Montville - The fate of a proposed 120-unit affordable housing complex in town remains in doubt after the site for the project was found by the state to be of historical and spiritual significance to the Mohegan Tribe.
The State Historic Preservation Office recently issued an opinion that argues The Villages would be built within an area that includes the remains of the fort of Sachem Uncas, founder of the Mohegan Tribe. The project is planned for a 12.2-acre parcel near Fort Hill Drive off Route 32 and is about 1 mile south of Mohegan Sun casino.
Among the other historically significant findings in the area are Moshup's Rock, the Mohegan Congregational Church and several stone features made by the "Little People," the spirits who are believed to protect the tribe, according to the state. The state opinion agreed with many arguments made by the tribe; a prior consultant's report had argued the area is eligible for listing on the National Register of Historic Places.

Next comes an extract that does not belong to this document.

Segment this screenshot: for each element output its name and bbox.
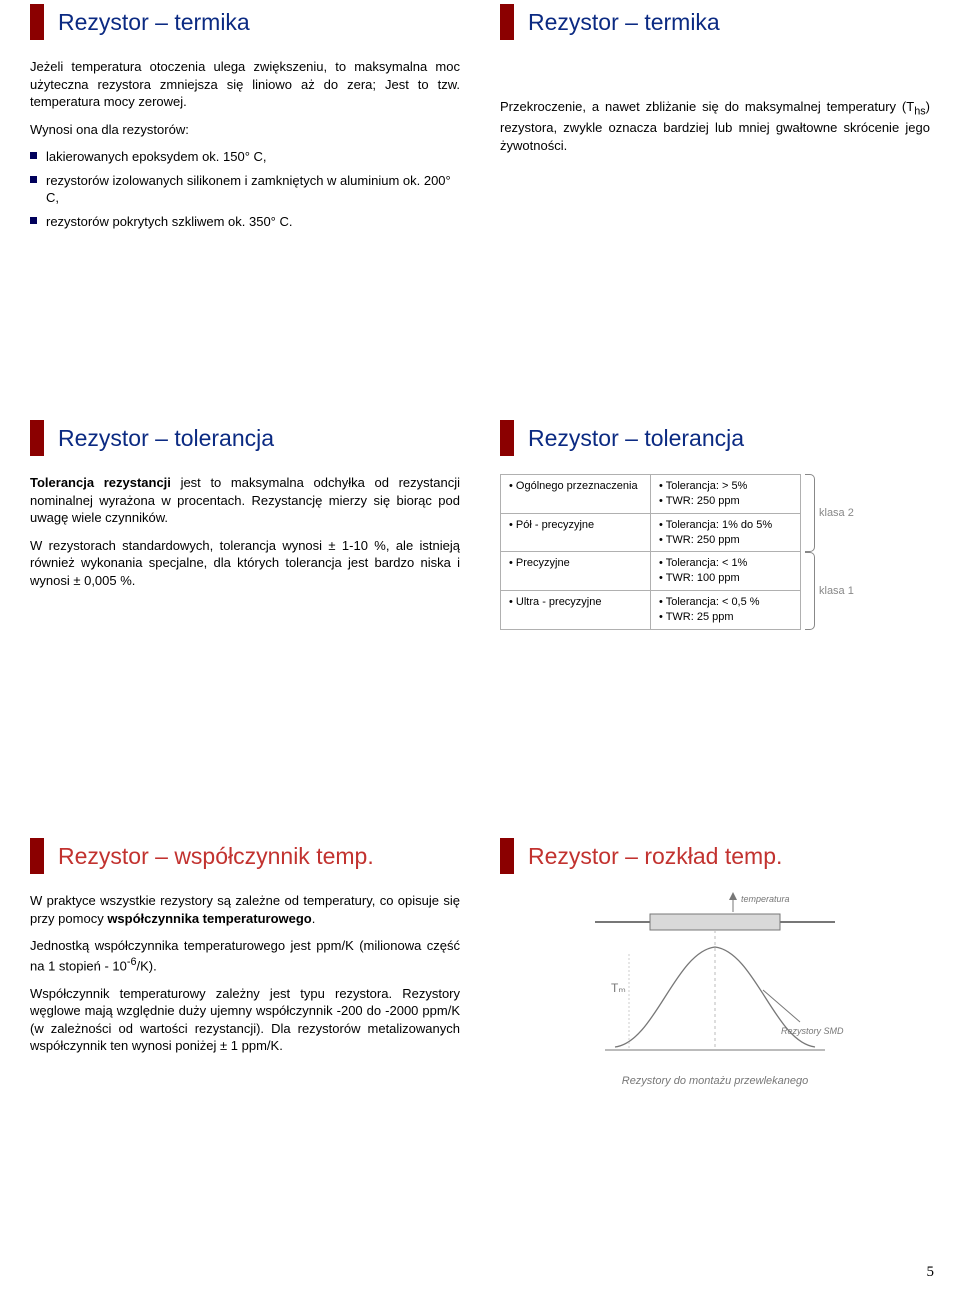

Editor's note: This version clarifies an earlier version. The state opinion and consultant's opinion are two separate opinions.

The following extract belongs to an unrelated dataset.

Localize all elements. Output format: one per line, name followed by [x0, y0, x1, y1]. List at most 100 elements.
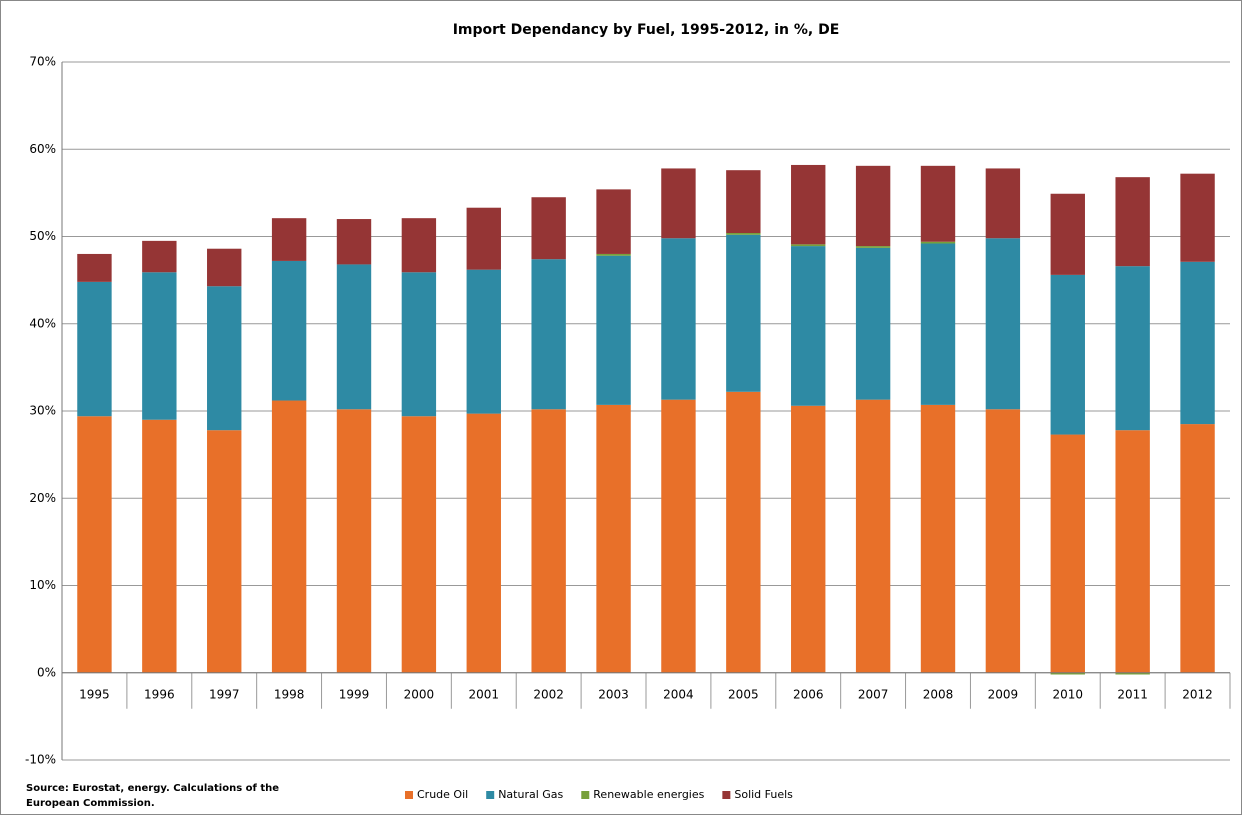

Developers for the $19 million project have been required to commission an archaeological study of the site and other reviews because they have sought a federally guaranteed loan for financing. The property is owned by brothers Dado and Vlad Coric, whose family has owned the property for years.
Many in town have watched The Villages project closely with the worry that state and federal opinions could set a precedent that may deter or prevent future building projects that involve public money. The worry, expressed by some at a public hearing in June, is that the Mohegan Tribe may make similar claims to historically significant land in the future as a way of controlling development.

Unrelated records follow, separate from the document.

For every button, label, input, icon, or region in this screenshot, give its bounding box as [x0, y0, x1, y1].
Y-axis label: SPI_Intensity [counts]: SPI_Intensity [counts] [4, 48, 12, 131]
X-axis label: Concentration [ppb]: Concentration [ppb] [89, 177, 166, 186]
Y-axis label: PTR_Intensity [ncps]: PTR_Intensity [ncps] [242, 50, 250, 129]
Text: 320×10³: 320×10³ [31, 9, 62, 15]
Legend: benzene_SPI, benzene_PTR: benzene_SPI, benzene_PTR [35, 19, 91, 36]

The developers of The Villages and the tribe are now expected to discuss a plan that could allow the project to move forward while still protecting the area's historical and spiritually significant aspects, Mayor Ronald K. McDaniel Jr. said.
Chuck Bunnell, chief of staff for external affairs for the tribe, said previously the tribe is not against development in the town, but he declined Thursday to discuss whether or not the tribe believes an agreement can be reached for this project to proceed. He said he could not comment because of a confidentiality agreement the tribe entered earlier this year with the developers.
Some in town are bothered by the prospect of the tribe arguing against any plan that would allow The Villages to move forward.
"If that's the position, what that dictates to me and the town is the tribe has the power to determine what will and won't be built in our town," Town Councilor Rosetta Jones said. "That really will stymie our economic growth."
Jones said it was a good sign for the town that the recent state opinion included a revised "traditional cultural property" zone. This zone, which includes the historically significant items and areas, was scaled back considerably from a prior proposal. The zone previously included much of the Route 32 corridor, including Montville Commons, and prime areas for future development.
The Villages is proposed for the Fort Hill section of town and is a short distance north of St. Bernard School. Plans go back several years and have undergone many reincarnations as a down economy has forced developers to reconsider their plans.
The current plan involves the U.S. Department of Housing and Urban Development (HUD) and says that the property would have one-, two- and three-bedroom apartments. Fifty-four of the 120 units would be designated for lower-income people, including retirees and employed professionals. The other 66 units would be rented at market rate.
Tenants in the affordable units would be required to hold a job or have some source of income and would pay rent, including utilities, of no more than 30 percent of their monthly income. The state Department of Economic and Community Development and HUD would provide some financial assistance.
The Coric brothers have questioned why the tribe was able to build a power substation and an elderly-housing complex near the site in question if both are within the area now being argued for inclusion on the national register. The brothers have also argued the historically significant area the tribe is seeking to protect is located on a 6.5-acre parcel next to the 12.2-acre area they wish to develop.
Vlad Coric at the June public hearing said the brothers would be willing to donate to the tribe the half-acre on which it is believed the Uncas fort was located. They have also expressed a desire to work on a mitigation plan or conservation easement with the tribe.
Dado Coric said earlier this week that the brothers continue to work to move the project forward. He acknowledged previously that he and his brother have discussed selling their land to the tribe. The two sides could never agree on a price.